This is a weird one. Let me explain.
I stopped buying monthly comics some time ago with the odd exception of Hellblazer , or a run of something I wanted to read but superheroes especially were something I’d lost interest in as there was little or no fun, originality or joy in 99% of the superheroes pumped out by Marvel and DC. Superheroes were for me something that just wasn’t being done properly, or for the audience it was meant for which is for children to young kids. They are after all, power fantasies where kids can live out their problems or indulge in their fantasies in a safe, and done well, an utterly empowering way.

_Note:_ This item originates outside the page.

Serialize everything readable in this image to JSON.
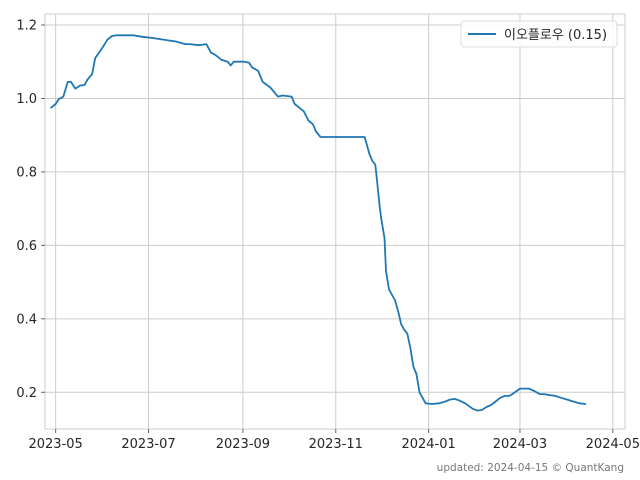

A few weeks ago Marvel released the first issue of their new Ms Marvel title, a character and book who over the years have been treated badly, or just been awful. This time the character was a young Muslim girl called Kamala Khan. In fact this is Marvel’s first solo book featuring a Muslim but they have created Muslim characters in the past and most of them are cringingly embarrassing. To say my expectations for this version of Ms Marvel was low was an understatement, and this gets us to a few weeks ago when the first issue came out. It started getting a bit of buzz so off to Comixology I went to see what the fuss was about.

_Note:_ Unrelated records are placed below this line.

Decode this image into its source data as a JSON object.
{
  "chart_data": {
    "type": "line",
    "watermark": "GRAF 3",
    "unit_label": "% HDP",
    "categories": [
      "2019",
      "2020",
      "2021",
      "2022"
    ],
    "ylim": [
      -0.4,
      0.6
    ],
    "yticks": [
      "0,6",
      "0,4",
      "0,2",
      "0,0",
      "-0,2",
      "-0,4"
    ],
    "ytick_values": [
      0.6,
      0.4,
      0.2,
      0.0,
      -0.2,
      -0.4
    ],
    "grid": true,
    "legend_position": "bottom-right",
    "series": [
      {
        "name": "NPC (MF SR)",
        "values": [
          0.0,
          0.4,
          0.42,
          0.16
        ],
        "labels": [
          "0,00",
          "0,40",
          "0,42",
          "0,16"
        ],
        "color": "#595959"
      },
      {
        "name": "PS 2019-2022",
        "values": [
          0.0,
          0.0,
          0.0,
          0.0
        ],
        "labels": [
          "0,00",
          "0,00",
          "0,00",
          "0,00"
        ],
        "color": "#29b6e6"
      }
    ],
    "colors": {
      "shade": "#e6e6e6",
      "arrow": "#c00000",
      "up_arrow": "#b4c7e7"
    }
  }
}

The character of Khan as created by G . Willow Wilson and Adrian Alphona is simply a massive breath of fresh air. The plot isn’t especially original, and the storytelling is fine, but not exactly inspired but the tone is perfect and it’s this tone which is set from the first page with this panel especially.
It’s a great bit of writing which sets things up from the off. Yes, Khan’s family is a bit too Eastenders for it’s own good, but Wilson sets up some interesting ideas in the broad strokes she’s taking to actually portray not just a Muslim teenager, but a female Muslim teenager. It’s still rooted in Steve Ditko and Stan Lee’s Spider Man stories (even down to the alliterative initials for the main character) and there’s still a lot of set up, not to mention knowledge of the Marvel Universe that’s needed but Wilson manages to skim over much of this as quickly as possible to establish the character of Khan and her family and friends.

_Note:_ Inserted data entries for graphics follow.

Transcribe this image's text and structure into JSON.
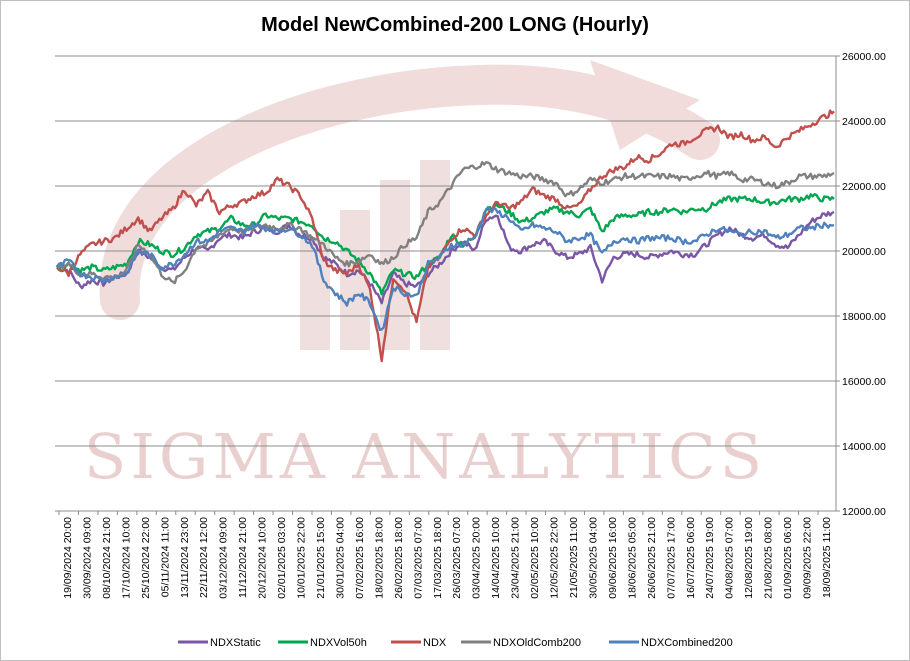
{
  "chart_data": {
    "type": "line",
    "title": "Model NewCombined-200 LONG (Hourly)",
    "watermark": "SIGMA ANALYTICS",
    "ylim": [
      12000,
      26000
    ],
    "y_ticks": [
      "12000.00",
      "14000.00",
      "16000.00",
      "18000.00",
      "20000.00",
      "22000.00",
      "24000.00",
      "26000.00"
    ],
    "x_tick_labels": [
      "19/09/2024 20:00",
      "30/09/2024 09:00",
      "08/10/2024 21:00",
      "17/10/2024 10:00",
      "25/10/2024 22:00",
      "05/11/2024 11:00",
      "13/11/2024 23:00",
      "22/11/2024 12:00",
      "03/12/2024 09:00",
      "11/12/2024 21:00",
      "20/12/2024 10:00",
      "02/01/2025 03:00",
      "10/01/2025 22:00",
      "21/01/2025 15:00",
      "30/01/2025 04:00",
      "07/02/2025 16:00",
      "18/02/2025 18:00",
      "26/02/2025 18:00",
      "07/03/2025 07:00",
      "17/03/2025 18:00",
      "26/03/2025 07:00",
      "03/04/2025 20:00",
      "14/04/2025 10:00",
      "23/04/2025 21:00",
      "02/05/2025 10:00",
      "12/05/2025 22:00",
      "21/05/2025 11:00",
      "30/05/2025 04:00",
      "09/06/2025 16:00",
      "18/06/2025 05:00",
      "26/06/2025 21:00",
      "07/07/2025 17:00",
      "16/07/2025 06:00",
      "24/07/2025 19:00",
      "04/08/2025 07:00",
      "12/08/2025 19:00",
      "21/08/2025 08:00",
      "01/09/2025 06:00",
      "09/09/2025 22:00",
      "18/09/2025 11:00"
    ],
    "grid": "horizontal",
    "legend_position": "bottom",
    "series": [
      {
        "name": "NDXStatic",
        "color": "#7a56a6",
        "values": [
          19500,
          19400,
          18900,
          19100,
          19000,
          19200,
          19300,
          20000,
          19800,
          19500,
          19400,
          19800,
          20100,
          20000,
          20400,
          20500,
          20400,
          20600,
          20700,
          20600,
          20800,
          20500,
          20400,
          19800,
          19600,
          19300,
          19400,
          19000,
          18400,
          19300,
          19000,
          18900,
          19300,
          19600,
          20000,
          20300,
          20000,
          21000,
          21100,
          20100,
          20000,
          20200,
          20300,
          20000,
          19800,
          19900,
          20100,
          19100,
          19800,
          19900,
          19900,
          19800,
          19900,
          20000,
          19900,
          19900,
          20200,
          20500,
          20700,
          20500,
          20400,
          20500,
          20200,
          20100,
          20500,
          20900,
          21100,
          21200
        ]
      },
      {
        "name": "NDXVol50h",
        "color": "#00a650",
        "values": [
          19500,
          19600,
          19400,
          19500,
          19400,
          19500,
          19600,
          20300,
          20200,
          20000,
          19900,
          20100,
          20500,
          20600,
          20700,
          21000,
          20800,
          20800,
          21100,
          21000,
          21000,
          20900,
          20800,
          20400,
          20300,
          20000,
          19700,
          19300,
          18700,
          19400,
          19300,
          19200,
          19600,
          19800,
          20500,
          20200,
          20400,
          21300,
          21400,
          21200,
          20900,
          21000,
          21200,
          21300,
          21200,
          21100,
          21300,
          20600,
          21000,
          21100,
          21100,
          21200,
          21200,
          21300,
          21200,
          21300,
          21300,
          21500,
          21600,
          21600,
          21600,
          21500,
          21500,
          21600,
          21600,
          21700,
          21600,
          21600
        ]
      },
      {
        "name": "NDX",
        "color": "#c0504d",
        "values": [
          19500,
          19300,
          19900,
          20200,
          20300,
          20400,
          20700,
          21000,
          20600,
          21000,
          21300,
          21900,
          21400,
          21800,
          21200,
          21400,
          21500,
          21700,
          21800,
          22200,
          22000,
          21700,
          21000,
          19700,
          19400,
          19300,
          19600,
          18800,
          16700,
          19200,
          18800,
          17800,
          19500,
          19800,
          20400,
          20700,
          20500,
          21100,
          21500,
          21300,
          21500,
          21900,
          21700,
          21600,
          21300,
          21400,
          21900,
          22300,
          22500,
          22600,
          22900,
          22800,
          23000,
          23300,
          23300,
          23500,
          23700,
          23800,
          23500,
          23600,
          23400,
          23500,
          23200,
          23500,
          23700,
          23900,
          24100,
          24300
        ]
      },
      {
        "name": "NDXOldComb200",
        "color": "#808080",
        "values": [
          19500,
          19600,
          19300,
          19300,
          19200,
          19200,
          19400,
          20200,
          19900,
          19300,
          19000,
          19400,
          20100,
          20200,
          20500,
          20700,
          20600,
          20700,
          20800,
          20700,
          20800,
          20700,
          20400,
          20200,
          19800,
          19600,
          19700,
          19900,
          19600,
          19800,
          20200,
          20400,
          21200,
          21500,
          22000,
          22500,
          22600,
          22700,
          22500,
          22400,
          22300,
          22300,
          22200,
          22100,
          21700,
          21900,
          22200,
          22100,
          22200,
          22300,
          22300,
          22300,
          22300,
          22300,
          22200,
          22300,
          22400,
          22300,
          22400,
          22200,
          22200,
          22100,
          22000,
          22100,
          22300,
          22300,
          22300,
          22400
        ]
      },
      {
        "name": "NDXCombined200",
        "color": "#4f81bd",
        "values": [
          19500,
          19700,
          19300,
          19200,
          19100,
          19200,
          19300,
          20000,
          19900,
          19500,
          19600,
          19900,
          20300,
          20300,
          20600,
          20700,
          20600,
          20800,
          20700,
          20600,
          20700,
          20500,
          20200,
          19100,
          18700,
          18400,
          18700,
          18400,
          17500,
          18900,
          18700,
          18600,
          19600,
          19800,
          20200,
          20200,
          20400,
          21300,
          21200,
          21000,
          20600,
          20800,
          20700,
          20600,
          20300,
          20400,
          20500,
          19900,
          20300,
          20400,
          20300,
          20400,
          20400,
          20400,
          20300,
          20300,
          20500,
          20700,
          20600,
          20500,
          20600,
          20600,
          20400,
          20500,
          20700,
          20700,
          20800,
          20800
        ]
      }
    ]
  }
}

It’s not perfect. There’s a sense of padding at times which is because I presume it’s being written for a trade paperback collection , plus there’s a bit too many cliches at times but this is a book aimed at a younger market and it’s not written by a middle aged white bloke for middle aged white blokes. It’s not one of the best comics ever made, but it is a very, very good superhero comic that should be read and enjoyed by as many people as possible.
This doesn’t mean I’m going to buy it each month but I’d certainly pick up the first few issues to see where its going and I’d recommend you do too.